Его стащили со стола.

Дунин догнал Дружкина, который спешил выйти на улицу, и схватил его за рукав:

— Ну — оружие против генералов в нужный момент… Вот он, нужный момент. Где оружие? Где оно, оружие? Помнишь, что ты говорил ночью у фонаря?

Дружкин отшатнулся.

— Что ты знаешь, Дунин?

— Знаю, что милицейские винтовки и то куда-то дели. Куда? Отвечай нам!

Дружкина окружили.

— Никуда мы их не дели.

— Врешь! На постах мы стояли с ними, а потом селедки[9] вместо них дали.

— Разоружили вы нас.

— Не выпускай его, покуда не скажет!

А Берг сидел у себя, всеми забытый в эту минуту.

Дружкин наконец решился.

— Мы их сдали… организованно… на фронт… А… то тут лишняя стрельба… бывала… Так чтобы не было возбуждения… и чтоб фронту… И винтовки-то были старенькие.

— Старенькие фронту? Все врет он.

— Подлец! — Буянов бросился к нему. — Все вы подлецы. Мазуренки проклятые![10] — кричал Буянов.

— Видишь, Леня, даже от тебя скрыли, — успел сказать Дунин.

В разорванной куртке, Дружкин пробился к выходу, юркнул в дверь и огородами побежал домой. На улицу он побоялся показаться. Густая толпа стояла у заводских ворот.

Два броневика с завода шли на соседнюю станцию. В броневиках сидели Чернецов, как самый опытный в военном деле, Волчок и красногвардейцы. Поехал с ними и Любиков.

Броневики поспели вовремя. На станции стоял прорвавшийся окольными путями неполный эшелон корниловцев. Чернецов поставил броневики так, чтобы держать вагоны под прицелом. Он, и Волчок, и Любиков вошли в штабной вагон.

— Зачем вы приехали? — спрашивал офицер.

— Вы-то зачем?

— Об этом знает верховное командование, — офицер начинал раздражаться. — Много у вас на заводе таких? — Он указал на машины.

— Хватит.

— Какого полка? — Офицер поглядел на георгиевский крест Чернецова.

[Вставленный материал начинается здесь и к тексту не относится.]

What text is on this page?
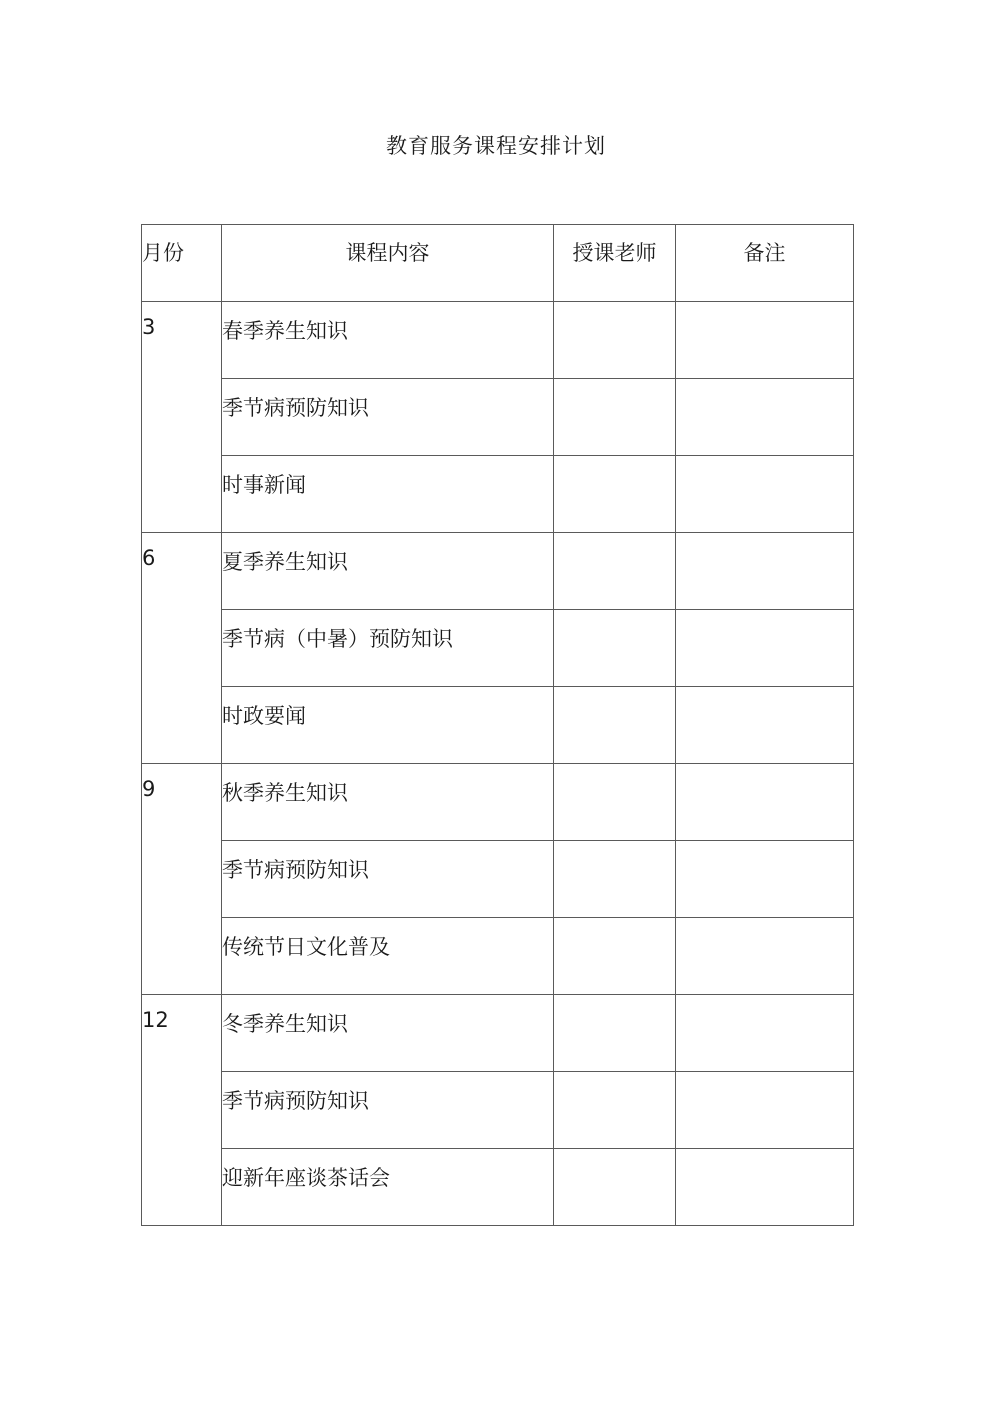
教育服务课程安排计划
月份	课程内容	授课老师	备注
3	春季养生知识		
	季节病预防知识		
	时事新闻		
6	夏季养生知识		
	季节病（中暑）预防知识		
	时政要闻		
9	秋季养生知识		
	季节病预防知识		
	传统节日文化普及		
12	冬季养生知识		
	季节病预防知识		
	迎新年座谈茶话会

— Не вашего, — запальчиво ответил Волчок.

— Так слушайте. Сколько бы ни было у вас машин, они вам не помогут. А вы, вольноопределяющийся, что тут делаете? Унтер и вы — всё командование?

— Ну, вам и генералы не помогут, — усмехнулся Любиков.

— Да? Тогда посмотрите на карту. Вы в мешке.

Первый раз в жизни Волчок видел военную карту, и ее показывал враг.

— Сегодня к вечеру столица будет занята вот отсюда, — офицер показал на Варшавскую магистраль. — Видите столицу? Вот Нева. Вы будете отрезаны от столицы, и от Невы, и от Мариинской системы, не получите ни хлеба, ни угля, никаких грузов. Завод остановится. Что вы тогда будете делать с вашими броневиками? Покоритесь — голова на плечах останется.

Чернецов сделал знак — он, Волчок и Любиков поднялись.

— Теперь о вашей голове подумайте, — сказал Волчок, еле сдерживаясь. — Надо нам с вами показаться наружу. Пойдемте.

— Зачем?

— Так условились с ребятами. Если через пятнадцать минут не покажемся, они вас обстреляют.

— Но ведь вы со мной?

— Они откроют огонь по другим вагонам, и вы будете в ответе.

Офицер покорно вышел с ними на площадку.

— А теперь вы должны уйти отсюда. Паровоза вам на Питер не дали? Обратно дадут. Мы распорядимся.

Спустя несколько минут вагоны прошли мимо броневиков в обратную сторону.


Глубокой ночью у комитета на Царскосельской зафырчал грузовик с потушенными огнями. Выносили тяжелые ящики. Анисимовна до утра перетирала винтовки.

На другой день в комитет заявился делегат Туземной дивизии. Он окружными путями пробирался в Петроград и очутился в поселке. По улицам посада ходил высокий, тонкий человек в бешмете, в папахе, с кинжалом и спокойно спрашивал:

— Комитет… где?

Мальчишки переглянулись и догадались привести его не в комитет Козловского, а к Родиону. Делегата отвезли в Смольный.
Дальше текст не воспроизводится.